Sanral board chairperson Themba Mhambi expressed his sincere thanks to the DBSA for undertaking the evaluation of the previously cancelled tenders and their adjudication, as well for the speedy manner in which the process was resolved.
Mhambi said Sanral is also deeply grateful to the industry for their patience in re-submitting tenders for these contracts and waiting for the adjudication process to be concluded.
He said there was understandably a concern by the executive when the tenders were cancelled, about the impact it would have on South Africa’s infrastructure development agenda.
Listen: Safcec’s Webster Mfebe on the impact of Sanral’s tender saga on the construction industry
“We accordingly undertook to both President Cyril Ramaphosa and Transport Minister Fikile Mbalula that we would do everything possible to ensure that we mitigate the impact on the construction industry and the economy.
“And that meant re-advertising, evaluating and awarding the tenders within four months after they were cancelled.
“We are happy that we have lived up to that commitment and in the process learnt valuable lessons about how to handle tenders with speed to keep the country’s economic development on the boil,” he said.
Mhambi said Sanral will continue to prioritise infrastructure development in driving South Africa’s economic recovery.
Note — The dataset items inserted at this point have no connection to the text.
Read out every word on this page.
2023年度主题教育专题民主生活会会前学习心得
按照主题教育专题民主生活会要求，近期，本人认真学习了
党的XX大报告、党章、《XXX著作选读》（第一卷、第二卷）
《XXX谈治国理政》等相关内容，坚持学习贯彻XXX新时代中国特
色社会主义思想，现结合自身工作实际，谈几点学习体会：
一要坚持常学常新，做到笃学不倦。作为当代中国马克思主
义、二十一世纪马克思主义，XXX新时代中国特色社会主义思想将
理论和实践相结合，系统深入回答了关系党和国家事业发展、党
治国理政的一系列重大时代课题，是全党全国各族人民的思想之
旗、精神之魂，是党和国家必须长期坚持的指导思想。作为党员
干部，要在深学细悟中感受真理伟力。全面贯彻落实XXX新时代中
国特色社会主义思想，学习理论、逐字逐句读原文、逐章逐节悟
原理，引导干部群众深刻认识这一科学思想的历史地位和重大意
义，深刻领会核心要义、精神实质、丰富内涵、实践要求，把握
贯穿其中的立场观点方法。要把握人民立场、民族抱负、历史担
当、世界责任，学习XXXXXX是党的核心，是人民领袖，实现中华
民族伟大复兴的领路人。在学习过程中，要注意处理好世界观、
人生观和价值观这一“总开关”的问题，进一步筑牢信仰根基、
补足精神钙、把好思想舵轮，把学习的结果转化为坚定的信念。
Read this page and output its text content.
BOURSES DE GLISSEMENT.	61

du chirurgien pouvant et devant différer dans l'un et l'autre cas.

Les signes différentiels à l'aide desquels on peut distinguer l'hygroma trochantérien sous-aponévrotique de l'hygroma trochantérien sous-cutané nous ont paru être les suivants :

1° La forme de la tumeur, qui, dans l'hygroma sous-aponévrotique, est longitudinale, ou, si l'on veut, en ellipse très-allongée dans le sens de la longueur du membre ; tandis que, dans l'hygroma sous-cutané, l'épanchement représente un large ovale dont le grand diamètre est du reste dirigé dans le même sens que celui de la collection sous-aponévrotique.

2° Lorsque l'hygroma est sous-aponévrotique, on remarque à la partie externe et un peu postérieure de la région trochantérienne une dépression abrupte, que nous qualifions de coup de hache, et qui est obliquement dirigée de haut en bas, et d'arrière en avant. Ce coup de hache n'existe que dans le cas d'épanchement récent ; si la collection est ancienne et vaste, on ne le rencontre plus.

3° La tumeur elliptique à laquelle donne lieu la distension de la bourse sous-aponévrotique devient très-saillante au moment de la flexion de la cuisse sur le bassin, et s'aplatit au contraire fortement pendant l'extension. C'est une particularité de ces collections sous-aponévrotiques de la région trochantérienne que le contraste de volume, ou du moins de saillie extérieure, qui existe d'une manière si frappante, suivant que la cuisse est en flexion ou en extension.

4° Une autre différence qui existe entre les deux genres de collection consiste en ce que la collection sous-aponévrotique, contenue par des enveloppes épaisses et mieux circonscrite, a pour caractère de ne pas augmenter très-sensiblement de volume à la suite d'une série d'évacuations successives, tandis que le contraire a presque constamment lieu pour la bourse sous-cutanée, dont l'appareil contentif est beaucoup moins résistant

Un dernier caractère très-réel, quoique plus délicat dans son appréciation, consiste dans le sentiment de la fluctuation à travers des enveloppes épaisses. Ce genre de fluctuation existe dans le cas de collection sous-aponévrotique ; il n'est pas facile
He said that while this process has delayed the implementation of critical infrastructure upgrades, it has to be balanced against healthy governance and the need to ensure compliance with all relevant procurement and legal prescripts when Sanral awards any and all tenders going forward.
“Our congratulations go out to the successful bidders, and we look forward to seeing the true impact of these projects in the lives of the road users and communities we serve,” he added.